Though now bent in half, when Alexander dared look up he could see it in his rival’s eyes: the bloodlust, the certainty, the confidence. He imagined, too, that his own were every bit as revealing and that seeing in them the panic and pain would be the fuel for whatever Takaloo had planned for him next.
But then… “I always remember the shot I caught him with because it was a shot Jimmy Tibbs taught me,” says Alexander. “I watched Nigel Benn do it for years, the roll and the left hook. I worked on that shot for years and years with Jimmy and obviously when I went to John Breen I worked on it with him as well.

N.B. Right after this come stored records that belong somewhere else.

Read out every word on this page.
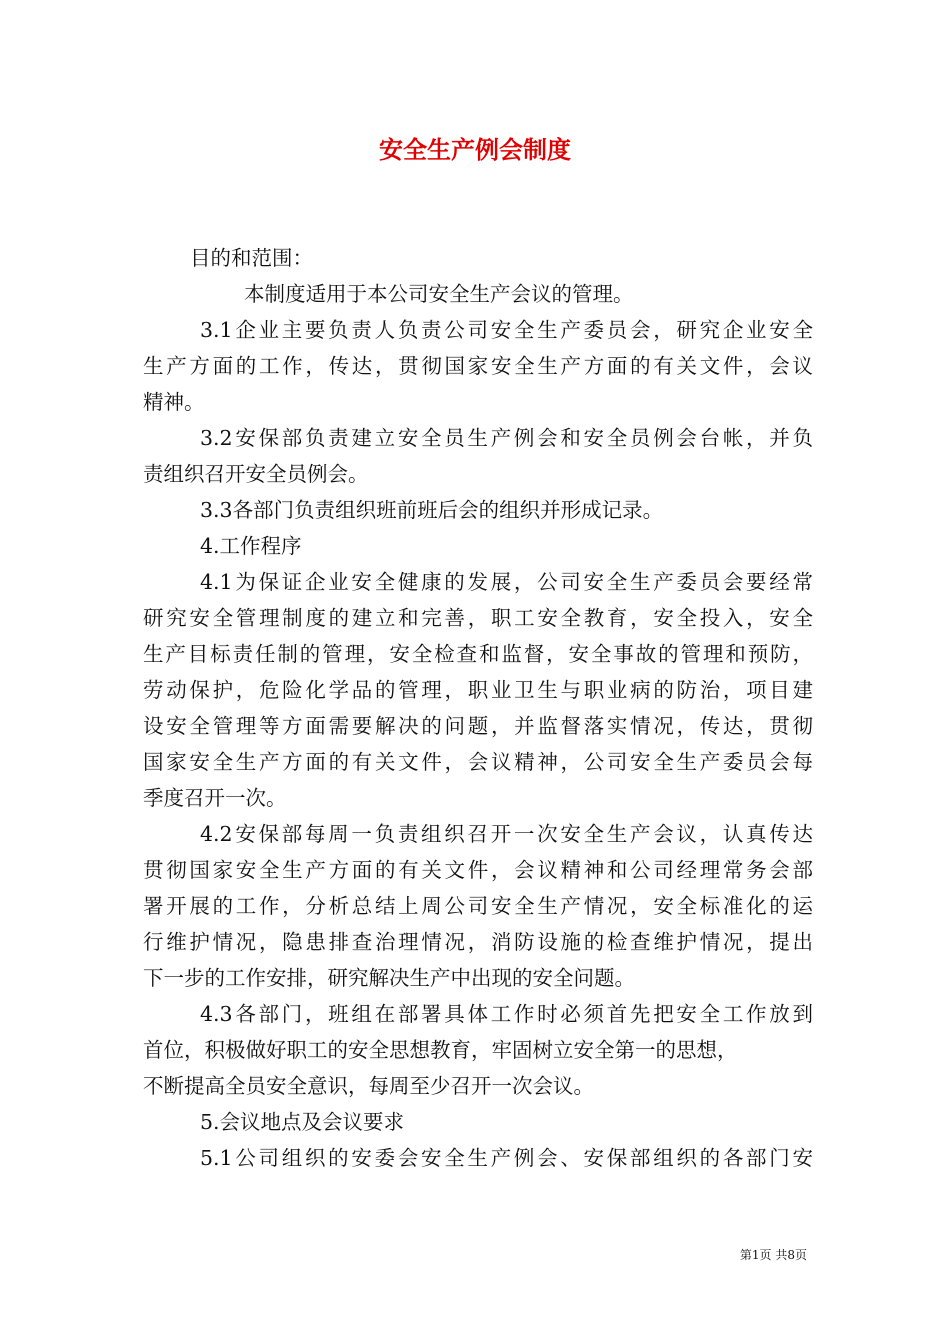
安全生产例会制度
目的和范围：
本制度适用于本公司安全生产会议的管理。
3.1企业主要负责人负责公司安全生产委员会，研究企业安全
生产方面的工作，传达，贯彻国家安全生产方面的有关文件，会议
精神。
3.2安保部负责建立安全员生产例会和安全员例会台帐，并负
责组织召开安全员例会。
3.3各部门负责组织班前班后会的组织并形成记录。
4.工作程序
4.1为保证企业安全健康的发展，公司安全生产委员会要经常
研究安全管理制度的建立和完善，职工安全教育，安全投入，安全
生产目标责任制的管理，安全检查和监督，安全事故的管理和预防，
劳动保护，危险化学品的管理，职业卫生与职业病的防治，项目建
设安全管理等方面需要解决的问题，并监督落实情况，传达，贯彻
国家安全生产方面的有关文件，会议精神，公司安全生产委员会每
季度召开一次。
4.2安保部每周一负责组织召开一次安全生产会议，认真传达
贯彻国家安全生产方面的有关文件，会议精神和公司经理常务会部
署开展的工作，分析总结上周公司安全生产情况，安全标准化的运
行维护情况，隐患排查治理情况，消防设施的检查维护情况，提出
下一步的工作安排，研究解决生产中出现的安全问题。
4.3各部门，班组在部署具体工作时必须首先把安全工作放到
首位，积极做好职工的安全思想教育，牢固树立安全第一的思想，
不断提高全员安全意识，每周至少召开一次会议。
5.会议地点及会议要求
5.1公司组织的安委会安全生产例会、安保部组织的各部门安
第1页 共8页
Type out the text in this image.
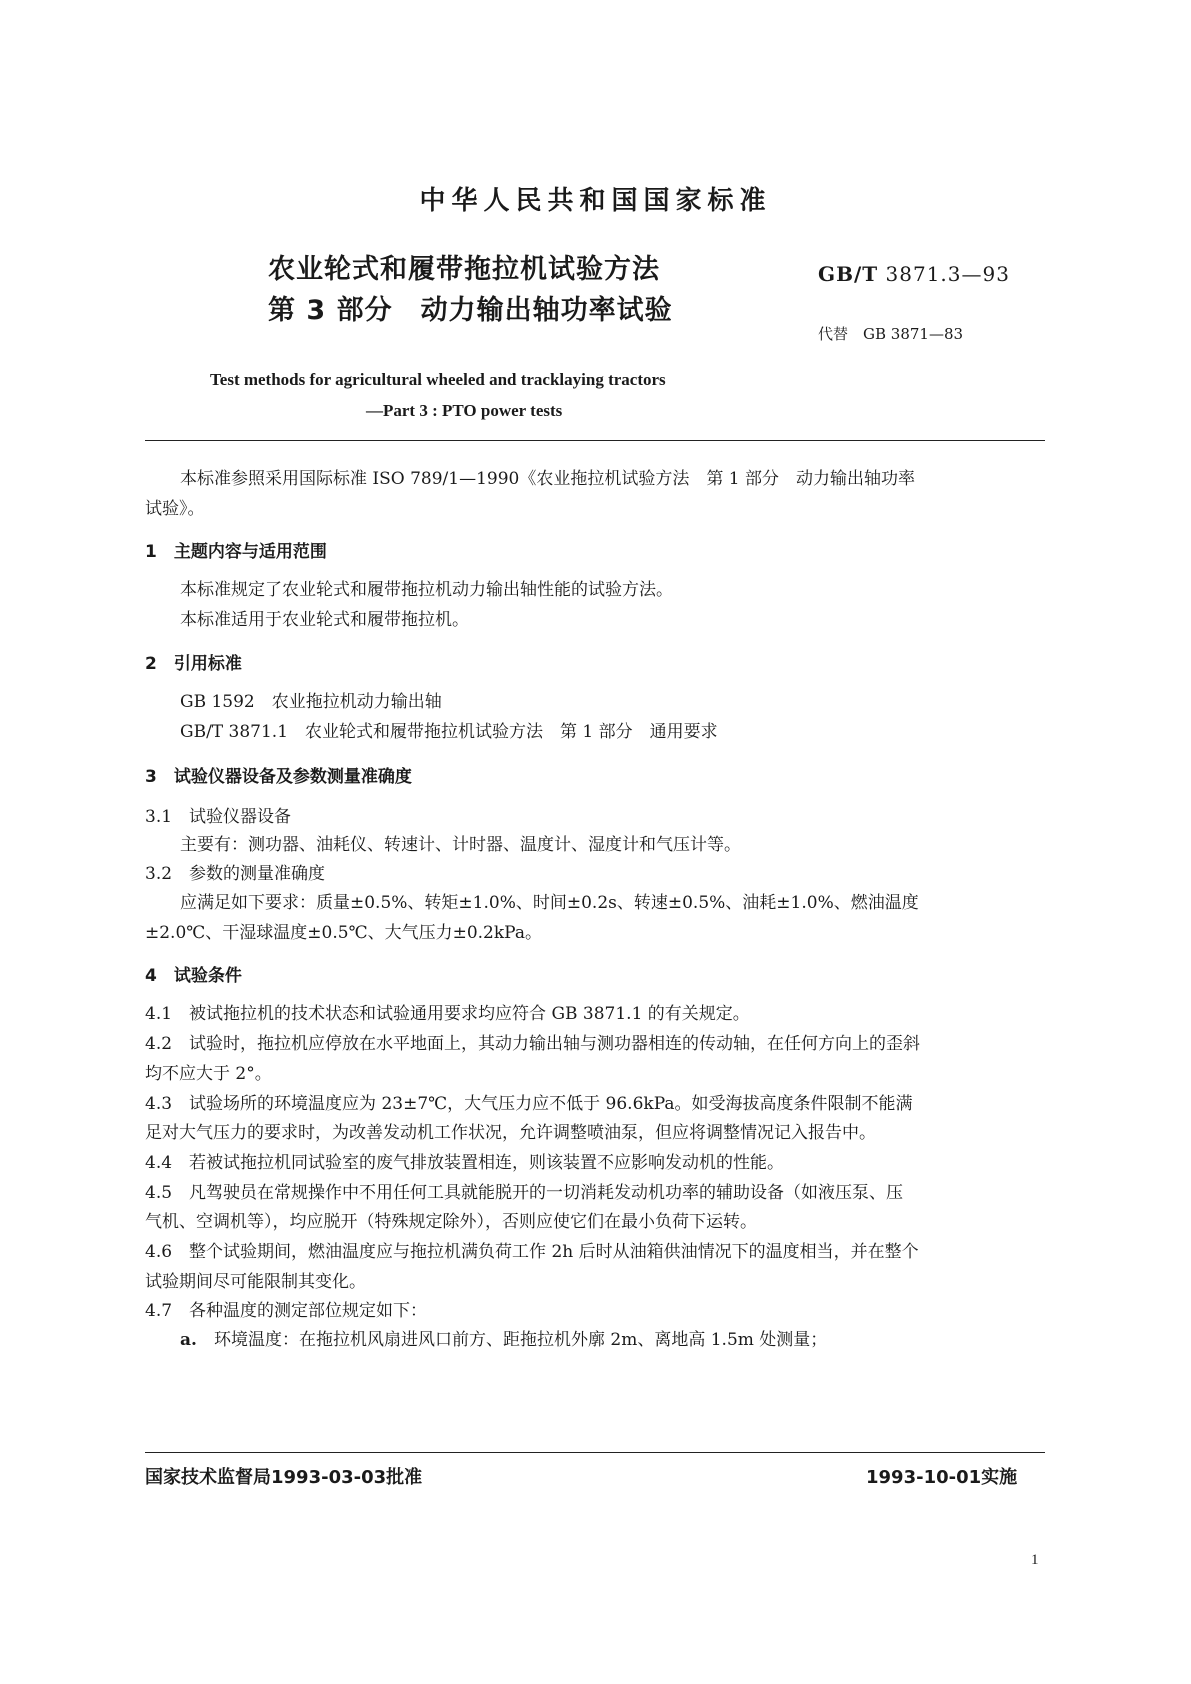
中华人民共和国国家标准
农业轮式和履带拖拉机试验方法
第 3 部分　动力输出轴功率试验
GB/T 3871.3—93
代替　GB 3871—83
Test methods for agricultural wheeled and tracklaying tractors
—Part 3 : PTO power tests
本标准参照采用国际标准 ISO 789/1—1990《农业拖拉机试验方法　第 1 部分　动力输出轴功率
试验》。
1　主题内容与适用范围
本标准规定了农业轮式和履带拖拉机动力输出轴性能的试验方法。
本标准适用于农业轮式和履带拖拉机。
2　引用标准
GB 1592　农业拖拉机动力输出轴
GB/T 3871.1　农业轮式和履带拖拉机试验方法　第 1 部分　通用要求
3　试验仪器设备及参数测量准确度
3.1　试验仪器设备
主要有：测功器、油耗仪、转速计、计时器、温度计、湿度计和气压计等。
3.2　参数的测量准确度
应满足如下要求：质量±0.5%、转矩±1.0%、时间±0.2s、转速±0.5%、油耗±1.0%、燃油温度
±2.0℃、干湿球温度±0.5℃、大气压力±0.2kPa。
4　试验条件
4.1　被试拖拉机的技术状态和试验通用要求均应符合 GB 3871.1 的有关规定。
4.2　试验时，拖拉机应停放在水平地面上，其动力输出轴与测功器相连的传动轴，在任何方向上的歪斜
均不应大于 2°。
4.3　试验场所的环境温度应为 23±7℃，大气压力应不低于 96.6kPa。如受海拔高度条件限制不能满
足对大气压力的要求时，为改善发动机工作状况，允许调整喷油泵，但应将调整情况记入报告中。
4.4　若被试拖拉机同试验室的废气排放装置相连，则该装置不应影响发动机的性能。
4.5　凡驾驶员在常规操作中不用任何工具就能脱开的一切消耗发动机功率的辅助设备（如液压泵、压
气机、空调机等），均应脱开（特殊规定除外），否则应使它们在最小负荷下运转。
4.6　整个试验期间，燃油温度应与拖拉机满负荷工作 2h 后时从油箱供油情况下的温度相当，并在整个
试验期间尽可能限制其变化。
4.7　各种温度的测定部位规定如下：
a. 环境温度：在拖拉机风扇进风口前方、距拖拉机外廓 2m、离地高 1.5m 处测量；
国家技术监督局1993-03-03批准	1993-10-01实施
1
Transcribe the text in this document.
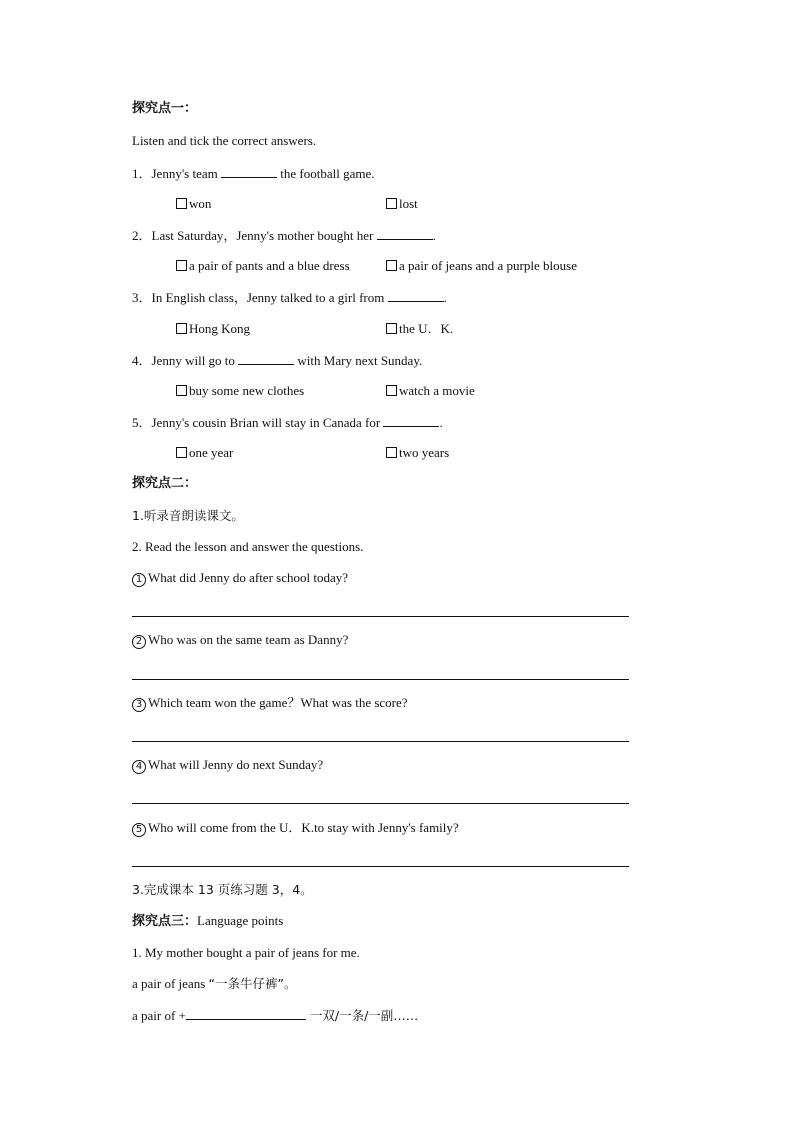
探究点一：
Listen and tick the correct answers.
1．Jenny's team	the football game.
won	lost
2．Last Saturday，Jenny's mother bought her	.
a pair of pants and a blue dress	a pair of jeans and a purple blouse
3．In English class，Jenny talked to a girl from	.
Hong Kong	the U．K.
4．Jenny will go to	with Mary next Sunday.
buy some new clothes	watch a movie
5．Jenny's cousin Brian will stay in Canada for	.
one year	two years
探究点二：
1.听录音朗读课文。
2. Read the lesson and answer the questions.
1 What did Jenny do after school today?
2 Who was on the same team as Danny?
3 Which team won the game？What was the score?
4 What will Jenny do next Sunday?
5 Who will come from the U．K.to stay with Jenny's family?
3.完成课本 13 页练习题 3，4。
探究点三：Language points
1. My mother bought a pair of jeans for me.
a pair of jeans “一条牛仔裤”。
a pair of +	一双/一条/一副……
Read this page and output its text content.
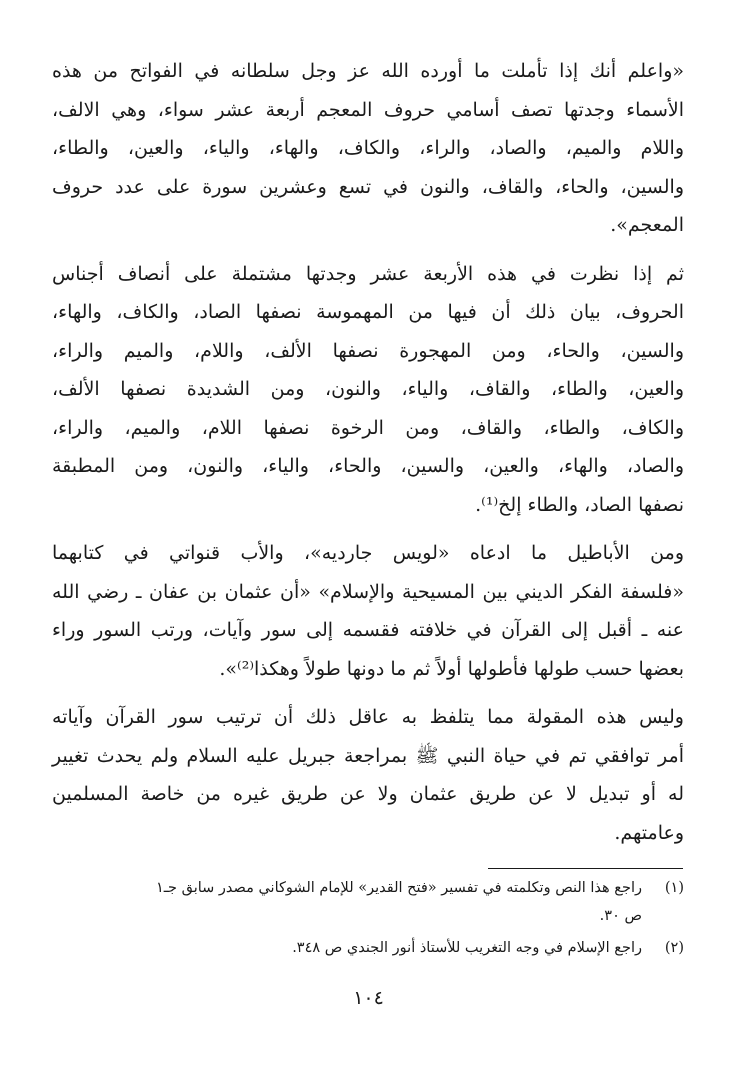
«واعلم أنك إذا تأملت ما أورده الله عز وجل سلطانه في الفواتح من هذه
الأسماء وجدتها تصف أسامي حروف المعجم أربعة عشر سواء، وهي الالف،
واللام والميم، والصاد، والراء، والكاف، والهاء، والياء، والعين، والطاء،
والسين، والحاء، والقاف، والنون في تسع وعشرين سورة على عدد حروف
المعجم».

ثم إذا نظرت في هذه الأربعة عشر وجدتها مشتملة على أنصاف أجناس
الحروف، بيان ذلك أن فيها من المهموسة نصفها الصاد، والكاف، والهاء،
والسين، والحاء، ومن المهجورة نصفها الألف، واللام، والميم والراء،
والعين، والطاء، والقاف، والياء، والنون، ومن الشديدة نصفها الألف،
والكاف، والطاء، والقاف، ومن الرخوة نصفها اللام، والميم، والراء،
والصاد، والهاء، والعين، والسين، والحاء، والياء، والنون، ومن المطبقة
نصفها الصاد، والطاء إلخ⁽¹⁾.

ومن الأباطيل ما ادعاه «لويس جارديه»، والأب قنواتي في كتابهما
«فلسفة الفكر الديني بين المسيحية والإسلام» «أن عثمان بن عفان ـ رضي الله
عنه ـ أقبل إلى القرآن في خلافته فقسمه إلى سور وآيات، ورتب السور وراء
بعضها حسب طولها فأطولها أولاً ثم ما دونها طولاً وهكذا⁽²⁾».

وليس هذه المقولة مما يتلفظ به عاقل ذلك أن ترتيب سور القرآن وآياته
أمر توافقي تم في حياة النبي ﷺ بمراجعة جبريل عليه السلام ولم يحدث تغيير
له أو تبديل لا عن طريق عثمان ولا عن طريق غيره من خاصة المسلمين
وعامتهم.

(١)
راجع هذا النص وتكلمته في تفسير «فتح القدير» للإمام الشوكاني مصدر سابق جـ١
ص ٣٠.
(٢)
راجع الإسلام في وجه التغريب للأستاذ أنور الجندي ص ٣٤٨.
١٠٤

“I see Takaloo coming in to finish me off, I rolled and I landed it. People over the years said it was a lucky shot, but it wasn’t a lucky shot. I knew what I was doing. I planned it and executed it. I knew what he was doing and I knew what I wanted to do. He walked straight on to it. Everything then went into slow motion for a second or two when it landed. I knew that’s it; I got him. I had never had that same feeling before or after. It was like it was meant to be. It was my finest hour.”
Then it ended, time slowed down, and Wayne Alexander’s finest hour ended up lasting 20 years – perhaps even longer, too.
“When I put him down, and the referee waved it off, I couldn’t find my breath,” he says. “I was still winded and hurt by that body shot. I couldn’t breathe properly. One more tap on that side and I would have gone down. I was out on my feet.”
When asked if he still watches the knockout, he says, unequivocally, “Of course I do,” and laughs. He says he goes through spells where he might watch it three or four times a week and then there are other times when he realises it has been months since he has watched it. As for Takaloo, he has seen him “about five times” since knocking him out at York Hall, and each time it has been pleasant, cordial. “He lives in Margate,” he says, “so that’s only like eight or nine miles away (from where Alexander lives in Croydon). But he was never a big boxing fan, not like me anyway, so he kind of disappeared from the scene once he got out of the game.”
Some can do that, you see. They can escape. They can fade away, move on, forget. Yet Wayne Alexander, someone who bleeds boxing, never wanted that for himself, so stuck around. Now, even if his right hand started to wave, his left, the one of great interest to anyone aware of the damage it has caused, simply wouldn’t allow it.